Cuantas veces a lo largo de nuestras vidas nos hemos sentido solos, muchos hemos vivido dramas que nos dejan profundas heridas.
De pequeños nos arropa el amor de los padres y hermanos, entramos al crecer en un mundo que se nos seduce, a veces ese mundo es una red que nos atrapa de diversas maneras.
Nacer es una cadena, somos parte de un núcleo familiar, «Creced y multiplicaos» es la frase bíblica que casi todos acatamos, nos obstinamos en formar una familia, sin soltar el cordón umbilical que nos une a nuestras raíces, tenemos hijos que crecen y obedecen el credo al igual que nosotros, vuelan como lo hicimos y lejos de nosotros o cerca, construyen su nido y nuevos eslabones se unen a la cadena.
La vida guarda experiencias insospechadas, unas veces gratas, otras no tanto, sin embargo siempre está ahí la familia a la que nos unen esos lazos de afecto que cerca o lejos, son cadenas de amor que nos consuelan cuando la angustia hace mella en el corazón.

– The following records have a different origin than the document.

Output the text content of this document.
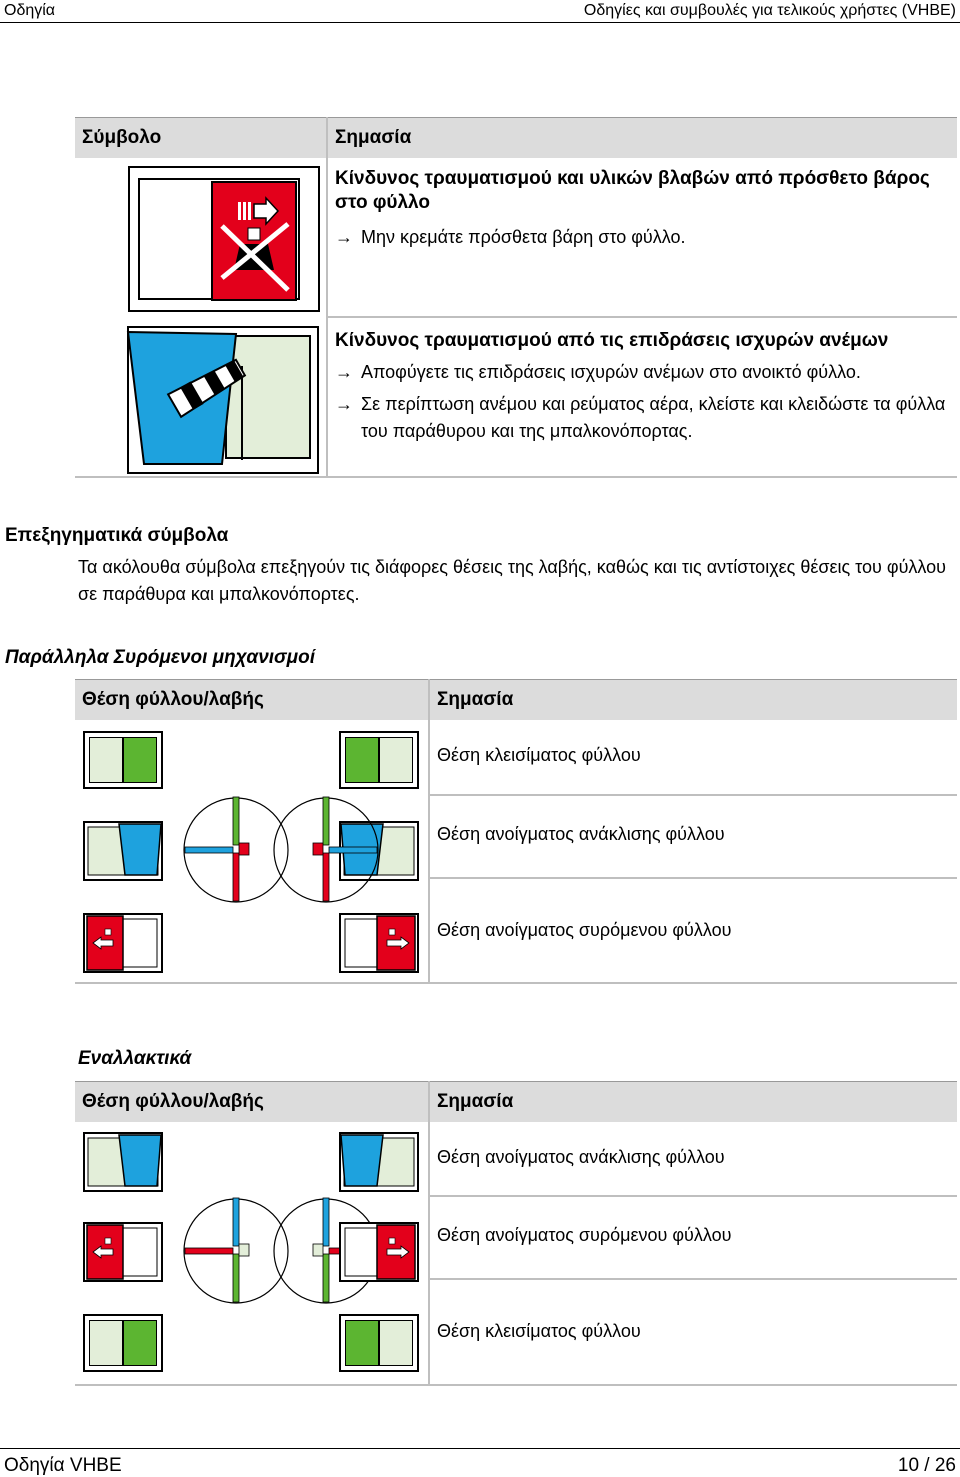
Οδηγία	Οδηγίες και συμβουλές για τελικούς χρήστες (VHBE)
Σύμβολο	Σημασία
Κίνδυνος τραυματισμού και υλικών βλαβών από πρόσθετο βάρος στο φύλλο
→ Μην κρεμάτε πρόσθετα βάρη στο φύλλο.
Κίνδυνος τραυματισμού από τις επιδράσεις ισχυρών ανέμων
→ Αποφύγετε τις επιδράσεις ισχυρών ανέμων στο ανοικτό φύλλο.
→ Σε περίπτωση ανέμου και ρεύματος αέρα, κλείστε και κλειδώστε τα φύλλα του παράθυρου και της μπαλκονόπορτας.
Επεξηγηματικά σύμβολα
Τα ακόλουθα σύμβολα επεξηγούν τις διάφορες θέσεις της λαβής, καθώς και τις αντίστοιχες θέσεις του φύλλου σε παράθυρα και μπαλκονόπορτες.
Παράλληλα Συρόμενοι μηχανισμοί
Θέση φύλλου/λαβής	Σημασία
Θέση κλεισίματος φύλλου
Θέση ανοίγματος ανάκλισης φύλλου
Θέση ανοίγματος συρόμενου φύλλου
Εναλλακτικά
Θέση φύλλου/λαβής	Σημασία
Θέση ανοίγματος ανάκλισης φύλλου
Θέση ανοίγματος συρόμενου φύλλου
Θέση κλεισίματος φύλλου
Οδηγία VHBE	10 / 26
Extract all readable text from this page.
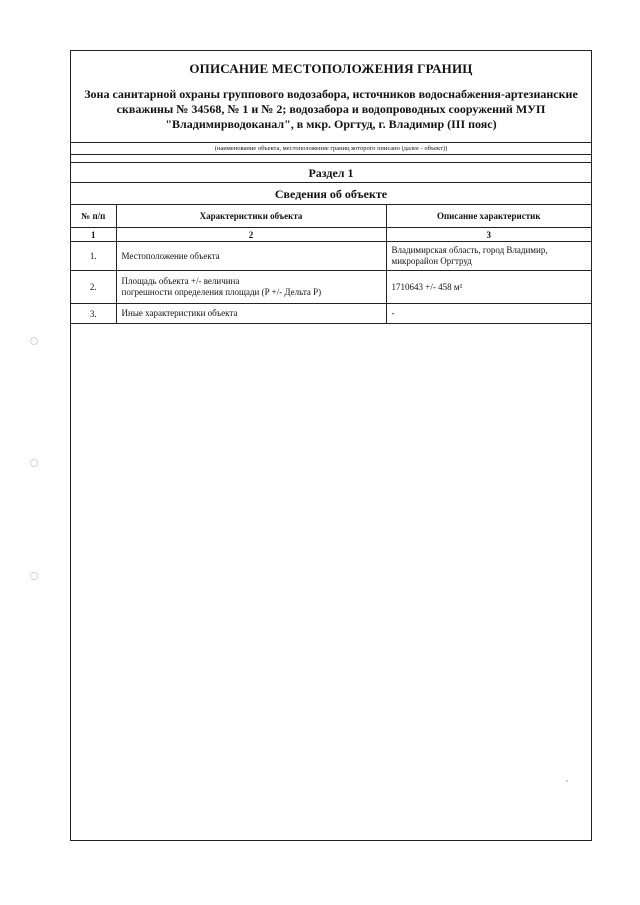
ОПИСАНИЕ МЕСТОПОЛОЖЕНИЯ ГРАНИЦ
Зона санитарной охраны группового водозабора, источников водоснабжения-артезианские скважины № 34568, № 1 и № 2; водозабора и водопроводных сооружений МУП "Владимирводоканал", в мкр. Оргтуд, г. Владимир (III пояс)
(наименование объекта, местоположение границ которого описано (далее - объект))
Раздел 1
Сведения об объекте
№ п/п	Характеристики объекта	Описание характеристик
1	2	3
1.	Местоположение объекта	Владимирская область, город Владимир,
микрорайон Оргтруд
2.	Площадь объекта +/- величина
погрешности определения площади (P +/- Дельта P)	1710643 +/- 458 м²
3.	Иные характеристики объекта	-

Ojalá tuviéramos el poder de tomar el tiempo en las manos y moldear la vida, de manera en que siempre pudiéramos tener junto a nosotros a nuestros seres queridos.
Reconforta que aunque nos marchemos lejos del lar familiar, separados de los padres y hermanos, aunque marchen los hijos, no hay fuerza humana que nos impida reunirnos, no existe distancia que nos atemorice y volamos a ese encuentro entrañable.
Cuántos de nosotros quisiera hoy sentirse libre para volar a corta o larga distancia, cuánta ha sido la amargura de unos días en que sentimos encogida la conciencia por tantas muertes de seres humanos a los que no conocíamos, más es lo menos importante, pues nos conmueve la realidad triste que vive el planeta.
Cuántas veces agobiados por diferentes circunstancias, hemos sentido ganas de volar y volamos, ahora sin embargo, somos prisioneros del acaso, todos en cualquier parte del mundo compartimos idéntico destino.
No existe ningún lugar que esté libre del flagelo que nos abate y es ahora cuando estamos en capacidad de valorar el verdadero sentido de la libertad.
Porque el principal prisionero es el corazón acongojado por nuestros hijos, por la familia en general, porque a pesar de estar cerca, hay que permanecer lejos, porque el abrazo que conforta nos está prohibido y solo la palabra en su infinito poder nos consuela en este compás de espera que pesa sobre la humanidad.
Dios en su infinita misericordia extenderá su mano y rescatará a nuestro mundo, aferrados a esa certeza tenemos la obligación de permanecer unidos y contribuir en la medida de lo que cada uno pueda aportar, si se nos pide permanecer en casa, acatar ese mandato hasta que todo pase.
Seamos fuertes y consecuentes, no perdamos la esperanza y muy pronto, Dios permitirá que podamos volver a abrazarnos.